Fears are growing for hundreds of civilians holed up in the Azovstal steel factory in Mariupol, with the last remaining, outgunned contingent of Ukrainian fighters. Russia’s defence ministry said it was ready to allow civilians to leave the steelworks if Ukrainian forces surrendered. But according to Petro Andryushchenko, an adviser to Mariupol’s mayor, Russian forces are continuing to drop bombs on the plant.
The Russian military official Rustam Minnekayev said Russia planned to take full control of Donbas and southern Ukraine as part of the second phase of its military operation. Russia intends to forge a land corridor between Crimea and Donbas, he said, adding that control of Ukraine’s south will give Russia another gateway to Moldova’s breakaway region of Transnistria.
The president of the European Council, Charles Michel, held a call with Vladimir Putin this morning. An EU official said Michel urged the Russian leader to engage directly with Ukraine’s president, Volodymyr Zelenskiy. The Kremlin said Putin accused the Ukrainian side of being “inconsistent” in negotiations.
Turkey’s president, Recep Tayyip Erdoğan, said he was planning to hold phone calls with Zelenskiy and Putin in the coming days. When asked about peace talks between Kyiv and Moscow, Erdoğan told reporters that he was “not without hope”.
Russia has been hiding evidence of its “barbaric” war crimes in Mariupol by burying the bodies of civilians killed by shelling in a new mass grave that could hold as many as 9,000 dead, local officials said. It comes after a US satellite imagery company released photos that appeared to match the site.
The UN human rights office said it had seen growing evidence of war crimes in Ukraine, describing the war as a “horror story of violations against civilians”. The UN human rights commissioner, Michelle Bachelet, said “almost every resident” of the town of Bucha had a story about the death of a relative, a neighbour or even a stranger.

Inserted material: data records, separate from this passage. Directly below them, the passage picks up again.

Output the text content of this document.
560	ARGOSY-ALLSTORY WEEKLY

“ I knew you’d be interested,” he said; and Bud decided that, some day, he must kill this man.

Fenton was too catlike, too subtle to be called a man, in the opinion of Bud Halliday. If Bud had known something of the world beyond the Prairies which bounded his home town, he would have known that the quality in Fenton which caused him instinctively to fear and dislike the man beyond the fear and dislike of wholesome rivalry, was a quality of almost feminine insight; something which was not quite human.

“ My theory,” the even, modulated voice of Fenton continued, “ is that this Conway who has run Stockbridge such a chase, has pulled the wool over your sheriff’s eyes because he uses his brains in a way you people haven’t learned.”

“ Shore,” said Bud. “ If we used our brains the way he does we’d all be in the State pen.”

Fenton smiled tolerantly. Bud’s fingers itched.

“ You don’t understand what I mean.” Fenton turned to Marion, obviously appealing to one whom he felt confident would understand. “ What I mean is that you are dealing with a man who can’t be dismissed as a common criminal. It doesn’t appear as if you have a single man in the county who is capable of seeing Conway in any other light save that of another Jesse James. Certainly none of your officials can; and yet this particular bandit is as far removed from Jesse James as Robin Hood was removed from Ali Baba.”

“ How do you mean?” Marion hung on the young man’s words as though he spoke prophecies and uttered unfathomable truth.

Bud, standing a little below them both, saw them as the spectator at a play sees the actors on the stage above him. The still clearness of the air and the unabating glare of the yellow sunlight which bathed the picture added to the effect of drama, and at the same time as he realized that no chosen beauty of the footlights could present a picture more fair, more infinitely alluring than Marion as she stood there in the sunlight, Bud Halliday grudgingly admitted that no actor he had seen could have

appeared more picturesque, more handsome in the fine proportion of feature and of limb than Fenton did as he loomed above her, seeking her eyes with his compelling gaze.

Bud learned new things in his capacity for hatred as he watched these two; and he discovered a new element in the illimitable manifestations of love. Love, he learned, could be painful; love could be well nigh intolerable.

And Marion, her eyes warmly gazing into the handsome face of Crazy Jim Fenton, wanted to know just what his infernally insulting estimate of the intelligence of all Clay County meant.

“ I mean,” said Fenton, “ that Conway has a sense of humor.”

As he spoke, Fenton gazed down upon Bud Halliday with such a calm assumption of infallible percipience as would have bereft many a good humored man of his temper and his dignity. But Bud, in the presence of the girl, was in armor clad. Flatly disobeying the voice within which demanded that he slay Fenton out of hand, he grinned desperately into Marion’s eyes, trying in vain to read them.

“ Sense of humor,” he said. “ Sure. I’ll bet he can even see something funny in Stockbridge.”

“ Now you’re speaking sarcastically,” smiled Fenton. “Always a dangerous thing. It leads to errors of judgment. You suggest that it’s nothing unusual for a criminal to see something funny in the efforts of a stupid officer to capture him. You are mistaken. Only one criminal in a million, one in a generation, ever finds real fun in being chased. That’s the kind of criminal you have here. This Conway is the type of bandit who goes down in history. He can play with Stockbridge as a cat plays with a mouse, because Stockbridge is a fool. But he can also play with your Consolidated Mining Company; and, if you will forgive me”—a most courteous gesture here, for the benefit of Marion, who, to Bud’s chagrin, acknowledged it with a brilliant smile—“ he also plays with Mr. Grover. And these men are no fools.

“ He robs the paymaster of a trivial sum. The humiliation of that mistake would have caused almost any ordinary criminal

The head of the UN atomic watchdog, Rafael Grossi, said he would visit Ukraine’s Chernobyl nuclear plant next week. Grossi will head an International Atomic Energy Agency (IAEA) mission “to deliver vital equipment and conduct radiological and other assessments at the site”, which was held by Russian forces for five weeks, the agency said in a statement.
Boris Johnson has said he will close loopholes to ensure UK exports to India cannot end up being used in Russian weapons. Speaking in Delhi at the end of a two-day visit, the UK prime minister conceded the war in Ukraine could go on until the end of next year, and Russia could win. Johnson also announced that Britain is to reopen its Kyiv embassy.
A Ukrainian Antonov AN-26 military transport plane came down in a field near Mykhailivka, a village in the Zaporizhzhia region. Ivan Ariefiev, the military press secretary for the region, said investigators were working to establish the cause. The Guardian’s correspondents at the scene saw one dead man among the wreckage.
Russia has opened a criminal case against a prominent opposition activist on suspicion of spreading false information about Moscow’s military campaign in Ukraine, his lawyer said. Vladimir Kara-Murza was detained outside his home in Moscow on 11 April, hours after CNN aired an interview in which he criticised Russia’s actions in Ukraine.